Endpoint configuration
| Section | Setting | Value |
|---|---|---|
| Identity | Slug | ad-reset |
| Auth | Mode | HMAC with a strong secret shared with the help-desk app |
| Auth | HMAC header | X-Signature-256 |
| Auth | HMAC prefix | sha256= |
| Auth | HMAC encoding | hex |
| Allowed clients | 10.50.10.20 (the help-desk app's IP only) |
|
| Executor | Type | Windows PowerShell |
| Executor | Script path | C:\Scripts\ad-password-reset.ps1 |
| Data passing | JSON body to stdin | ✓ |
| Data passing | Headers/query as env vars | ✗ |
| Run as | Identity | Service (uses the gMSA) |
| Response | Mode | Sync |
| Response | Timeout (sec) | 30 |
| Response | Fail on non-zero exit | ✓ |
Calling it
$body = @{
samAccountName = 'jdoe'
newPassword = 'TempP@ssw0rd!2026'
requestedBy = 'helpdesk_user@contoso.local'
} | ConvertTo-Json
$bytes = [Text.Encoding]::UTF8.GetBytes($body)
$hmac = [Security.Cryptography.HMACSHA256]::new(
[Text.Encoding]::UTF8.GetBytes('your-shared-secret'))
$sig = ([BitConverter]::ToString($hmac.ComputeHash($bytes)) -replace '-','').ToLower()
Invoke-RestMethod -Method POST `
-Uri 'http://webhooks.contoso.local:8080/hook/ad-reset' `
-Headers @{ 'X-Signature-256' = "sha256=$sig" } `
-ContentType 'application/json' -Body $body
Operational notes
Audit log: every call lands in C:\ProgramData\WebhookServer\logs\webhook-YYYYMMDD.log with one line per run including the runId, slug, caller IP, exit code, and the script's stdout (the "reset jdoe requested by helpdesk_user" line).

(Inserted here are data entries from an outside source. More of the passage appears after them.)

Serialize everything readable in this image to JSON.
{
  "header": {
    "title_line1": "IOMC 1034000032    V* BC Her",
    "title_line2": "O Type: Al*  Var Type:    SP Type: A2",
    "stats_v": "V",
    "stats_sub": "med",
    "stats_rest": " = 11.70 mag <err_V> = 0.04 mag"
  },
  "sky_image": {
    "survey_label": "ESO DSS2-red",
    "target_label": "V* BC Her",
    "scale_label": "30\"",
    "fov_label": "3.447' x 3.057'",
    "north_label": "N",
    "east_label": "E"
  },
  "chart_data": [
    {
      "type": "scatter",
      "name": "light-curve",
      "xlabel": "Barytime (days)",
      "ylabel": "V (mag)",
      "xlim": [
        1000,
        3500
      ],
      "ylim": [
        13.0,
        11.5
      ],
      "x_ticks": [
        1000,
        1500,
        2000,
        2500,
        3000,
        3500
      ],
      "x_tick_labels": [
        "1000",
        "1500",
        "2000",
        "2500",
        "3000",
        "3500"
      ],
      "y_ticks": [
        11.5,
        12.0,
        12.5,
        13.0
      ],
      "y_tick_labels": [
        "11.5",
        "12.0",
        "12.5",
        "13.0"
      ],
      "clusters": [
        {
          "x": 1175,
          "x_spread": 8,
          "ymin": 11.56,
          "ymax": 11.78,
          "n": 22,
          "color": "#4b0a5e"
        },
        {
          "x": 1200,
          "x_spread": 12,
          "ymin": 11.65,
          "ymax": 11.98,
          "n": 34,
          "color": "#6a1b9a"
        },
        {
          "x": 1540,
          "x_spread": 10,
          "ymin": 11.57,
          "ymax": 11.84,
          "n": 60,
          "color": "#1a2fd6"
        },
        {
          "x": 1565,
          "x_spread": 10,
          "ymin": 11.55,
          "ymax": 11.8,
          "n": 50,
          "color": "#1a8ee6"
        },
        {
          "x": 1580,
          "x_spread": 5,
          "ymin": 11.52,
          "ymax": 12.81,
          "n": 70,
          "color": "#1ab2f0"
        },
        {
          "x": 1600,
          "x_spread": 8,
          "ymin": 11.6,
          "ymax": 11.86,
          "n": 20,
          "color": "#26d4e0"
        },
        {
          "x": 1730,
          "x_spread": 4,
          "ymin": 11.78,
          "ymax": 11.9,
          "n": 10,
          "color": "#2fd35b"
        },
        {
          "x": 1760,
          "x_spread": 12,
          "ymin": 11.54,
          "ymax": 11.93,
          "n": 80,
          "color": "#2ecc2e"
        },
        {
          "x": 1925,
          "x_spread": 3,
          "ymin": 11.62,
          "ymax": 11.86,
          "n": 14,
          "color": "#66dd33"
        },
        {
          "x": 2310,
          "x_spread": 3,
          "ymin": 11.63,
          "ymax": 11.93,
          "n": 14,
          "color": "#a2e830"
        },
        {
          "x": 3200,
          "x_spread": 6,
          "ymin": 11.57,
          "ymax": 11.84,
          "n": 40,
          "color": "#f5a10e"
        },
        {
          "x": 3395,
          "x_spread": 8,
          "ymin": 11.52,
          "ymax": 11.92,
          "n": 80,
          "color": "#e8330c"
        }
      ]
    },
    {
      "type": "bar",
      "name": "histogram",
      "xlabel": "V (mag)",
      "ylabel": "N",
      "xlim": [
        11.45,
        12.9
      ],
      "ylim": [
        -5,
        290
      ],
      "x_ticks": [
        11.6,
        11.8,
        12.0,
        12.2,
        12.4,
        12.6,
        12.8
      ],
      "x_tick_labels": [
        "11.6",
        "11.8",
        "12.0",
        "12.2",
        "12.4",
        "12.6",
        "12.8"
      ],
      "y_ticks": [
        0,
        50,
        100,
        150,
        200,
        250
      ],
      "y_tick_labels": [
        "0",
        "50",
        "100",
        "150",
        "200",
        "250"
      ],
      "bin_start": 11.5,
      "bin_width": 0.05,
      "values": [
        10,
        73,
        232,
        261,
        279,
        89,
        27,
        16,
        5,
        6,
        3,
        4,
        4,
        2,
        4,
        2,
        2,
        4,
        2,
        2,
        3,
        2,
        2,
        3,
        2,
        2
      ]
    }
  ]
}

Ship those logs to your SIEM via the usual file-collector flow.
Rotating the HMAC secret: edit the endpoint in the GUI, replace the secret, save. The help-desk app needs the new secret too — coordinate the cutover. There's no overlap window built in; if you need a soft rollover, create a second endpoint with the new secret and switch caller traffic over.
Privileged-group guard: the script's denyGroups check is a basic guard. If a more sophisticated guard is needed (target user attribute, OU-based logic), add it in the script — that's the right place, not the webhook server.
Self-service from the user side: don't expose this endpoint to end users directly. Front it with a help-desk app that authenticates the user (preferably with MFA), then makes the call to the webhook with its bearer/HMAC credentials. The webhook server is the plumbing; not the front door.